Edging

Nearing the end of the third out of four cycles for the Threshold phase. This has been my most difficult bout of training in a very long time. To be honest I am struggling a fair bit to get through it. Almost every day I am participating in some big battles with my mind. It keeps presenting me with many good reasons to cut short, or ease up on most runs. The training feels almost like a relentless onslaught at the moment.

Confidence in my ability to PB at the marathon is also running low. There have been plenty of runs I have struggled heavily to reach the paces or get the right feel. There have even been a few down right failures of sessions. This is what happens when you set the bar high and push to go above anything previously. At this stage it is hard to know if it is going to break me down too much, or will significantly raise my fitness once I get in a bit of recovery.

Why is it so hard?

The style of training load involves hitting moderate running paces, but holding them for extended periods. The legs don't get feel the intense pain and DOMS that comes from faster single sessions. Without much real recovery in between, just one or two shorter, but hopefully steady runs thrown in, the next key run starts with some accumulated fatigue. The result is a more central fatigue, and deep, heavy feeling in the legs.

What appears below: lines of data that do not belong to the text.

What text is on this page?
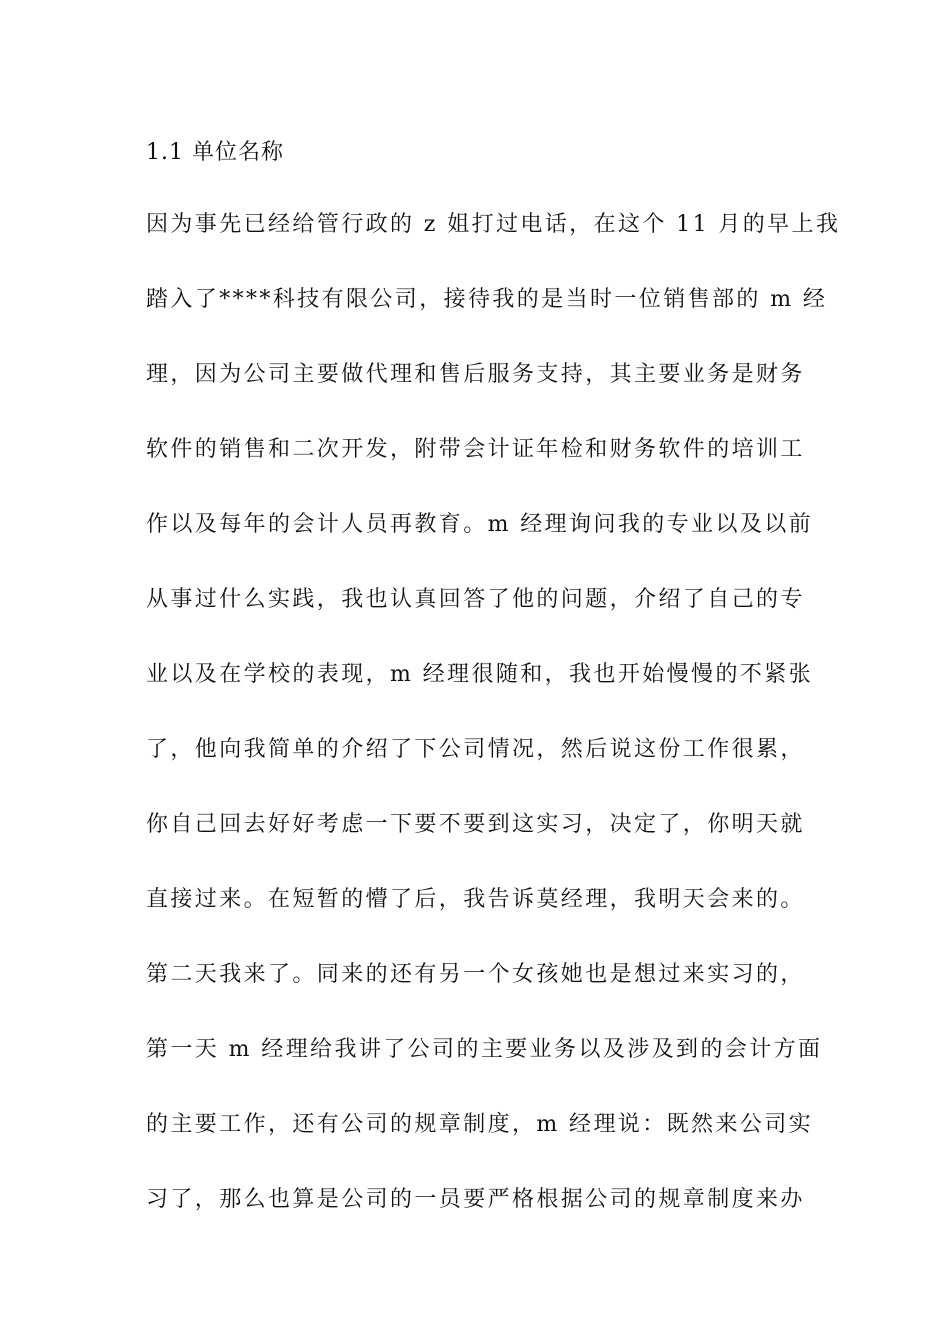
1.1 单位名称
因为事先已经给管行政的 z 姐打过电话，在这个 11 月的早上我
踏入了****科技有限公司，接待我的是当时一位销售部的 m 经
理，因为公司主要做代理和售后服务支持，其主要业务是财务
软件的销售和二次开发，附带会计证年检和财务软件的培训工
作以及每年的会计人员再教育。m 经理询问我的专业以及以前
从事过什么实践，我也认真回答了他的问题，介绍了自己的专
业以及在学校的表现，m 经理很随和，我也开始慢慢的不紧张
了，他向我简单的介绍了下公司情况，然后说这份工作很累，
你自己回去好好考虑一下要不要到这实习，决定了，你明天就
直接过来。在短暂的懵了后，我告诉莫经理，我明天会来的。
第二天我来了。同来的还有另一个女孩她也是想过来实习的，
第一天 m 经理给我讲了公司的主要业务以及涉及到的会计方面
的主要工作，还有公司的规章制度，m 经理说：既然来公司实
习了，那么也算是公司的一员要严格根据公司的规章制度来办
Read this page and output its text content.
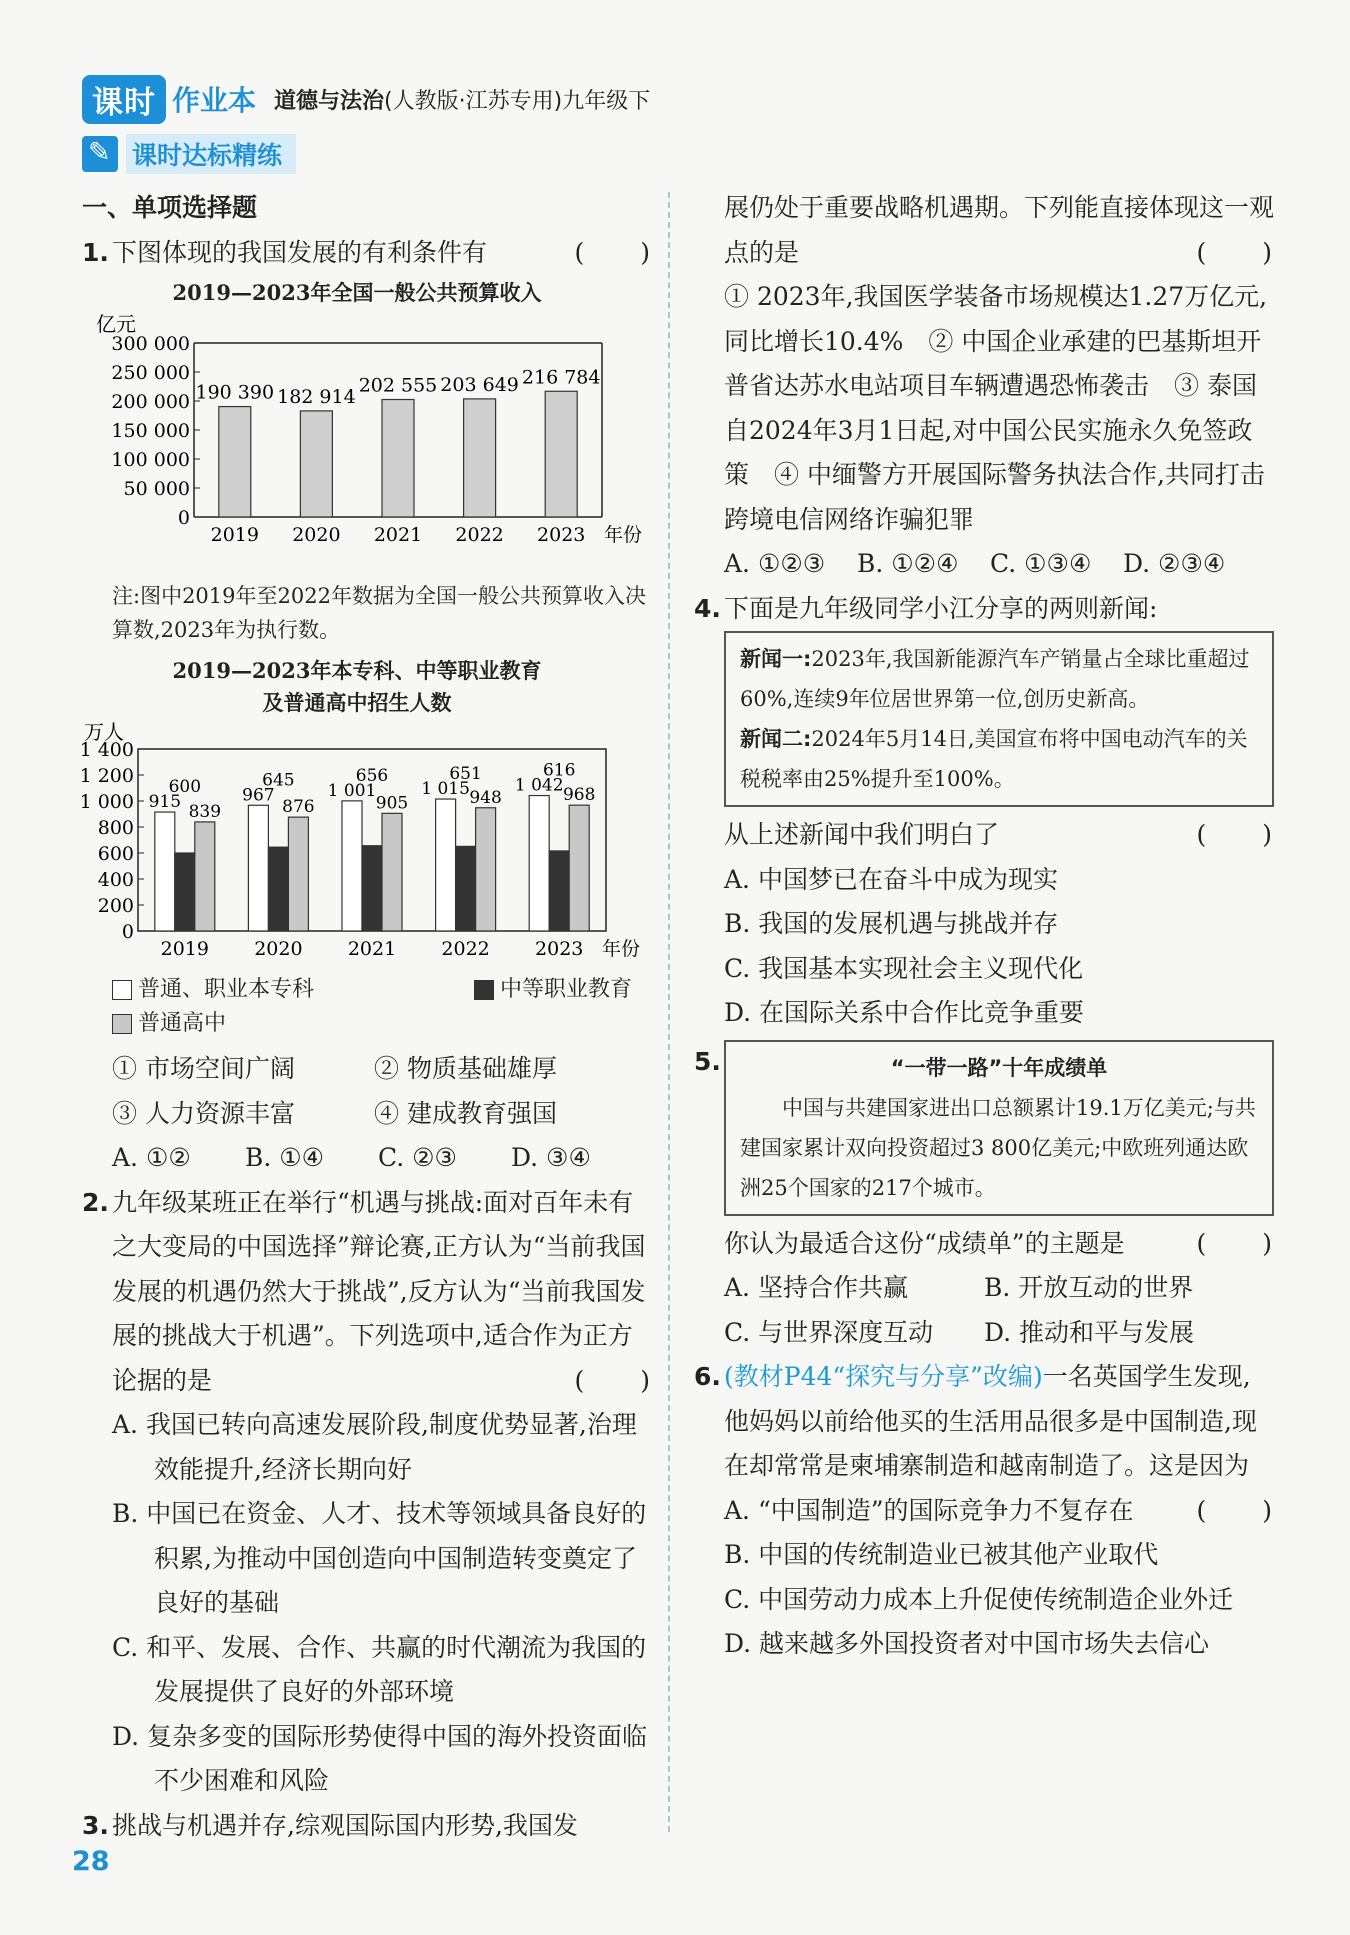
课时 作业本 道德与法治(人教版·江苏专用)九年级下
✎
课时达标精练
一、单项选择题
1. 下图体现的我国发展的有利条件有	(　　)
2019—2023年全国一般公共预算收入
亿元
0
50 000
100 000
150 000
200 000
250 000
300 000
190 390
2019
182 914
2020
202 555
2021
203 649
2022
216 784
2023 年份
注:图中2019年至2022年数据为全国一般公共预算收入决算数,2023年为执行数。
2019—2023年本专科、中等职业教育
及普通高中招生人数
万人
0
200
400
600
800
1 000
1 200
1 400
915
600
839
2019
967
645
876
2020
1 001
656
905
2021
1 015
651
948
2022
1 042
616
968
2023 年份
普通、职业本专科	中等职业教育
普通高中
① 市场空间广阔	② 物质基础雄厚
③ 人力资源丰富	④ 建成教育强国
A. ①②	B. ①④	C. ②③	D. ③④
2. 九年级某班正在举行“机遇与挑战:面对百年未有之大变局的中国选择”辩论赛,正方认为“当前我国发展的机遇仍然大于挑战”,反方认为“当前我国发展的挑战大于机遇”。下列选项中,适合作为正方论据的是	(　　)
A. 我国已转向高速发展阶段,制度优势显著,治理效能提升,经济长期向好
B. 中国已在资金、人才、技术等领域具备良好的积累,为推动中国创造向中国制造转变奠定了良好的基础
C. 和平、发展、合作、共赢的时代潮流为我国的发展提供了良好的外部环境
D. 复杂多变的国际形势使得中国的海外投资面临不少困难和风险
3. 挑战与机遇并存,综观国际国内形势,我国发
展仍处于重要战略机遇期。下列能直接体现这一观点的是	(　　)
① 2023年,我国医学装备市场规模达1.27万亿元,同比增长10.4%　② 中国企业承建的巴基斯坦开普省达苏水电站项目车辆遭遇恐怖袭击　③ 泰国自2024年3月1日起,对中国公民实施永久免签政策　④ 中缅警方开展国际警务执法合作,共同打击跨境电信网络诈骗犯罪
A. ①②③	B. ①②④	C. ①③④	D. ②③④
4. 下面是九年级同学小江分享的两则新闻:
新闻一:2023年,我国新能源汽车产销量占全球比重超过60%,连续9年位居世界第一位,创历史新高。
新闻二:2024年5月14日,美国宣布将中国电动汽车的关税税率由25%提升至100%。
从上述新闻中我们明白了	(　　)
A. 中国梦已在奋斗中成为现实
B. 我国的发展机遇与挑战并存
C. 我国基本实现社会主义现代化
D. 在国际关系中合作比竞争重要
5.	“一带一路”十年成绩单
中国与共建国家进出口总额累计19.1万亿美元;与共建国家累计双向投资超过3 800亿美元;中欧班列通达欧洲25个国家的217个城市。
你认为最适合这份“成绩单”的主题是	(　　)
A. 坚持合作共赢	B. 开放互动的世界
C. 与世界深度互动	D. 推动和平与发展
6. (教材P44“探究与分享”改编)一名英国学生发现,他妈妈以前给他买的生活用品很多是中国制造,现在却常常是柬埔寨制造和越南制造了。这是因为
(　　)
A. “中国制造”的国际竞争力不复存在
B. 中国的传统制造业已被其他产业取代
C. 中国劳动力成本上升促使传统制造企业外迁
D. 越来越多外国投资者对中国市场失去信心
28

Ironically the main attribute I aim to improve is also the one that will limit the key training. The ability to run fast at just below threshold. The endurance component is where I am failing most of the time. The speeds are coming up, and usually the first part feels overly comfortable. The latter portion of most runs is becoming a big struggle. At times, it feels almost counter productive for a marathon.

Where to?

I will stick out the remainder of the Threshold training. It was meant to be big a load, even if it is more challenging than I anticipated. In the recovery week, I will do my test runs and reassess how it is all going. Then it is four cycles of Specific training prior to the taper. That should be plenty of time to modify what I need to. The style of loading will be different. Less of a constant, almost daily attack on the body. Instead it will involve some very hard individual runs with adequate recovery in between. Will it work? Right now I'm not sure.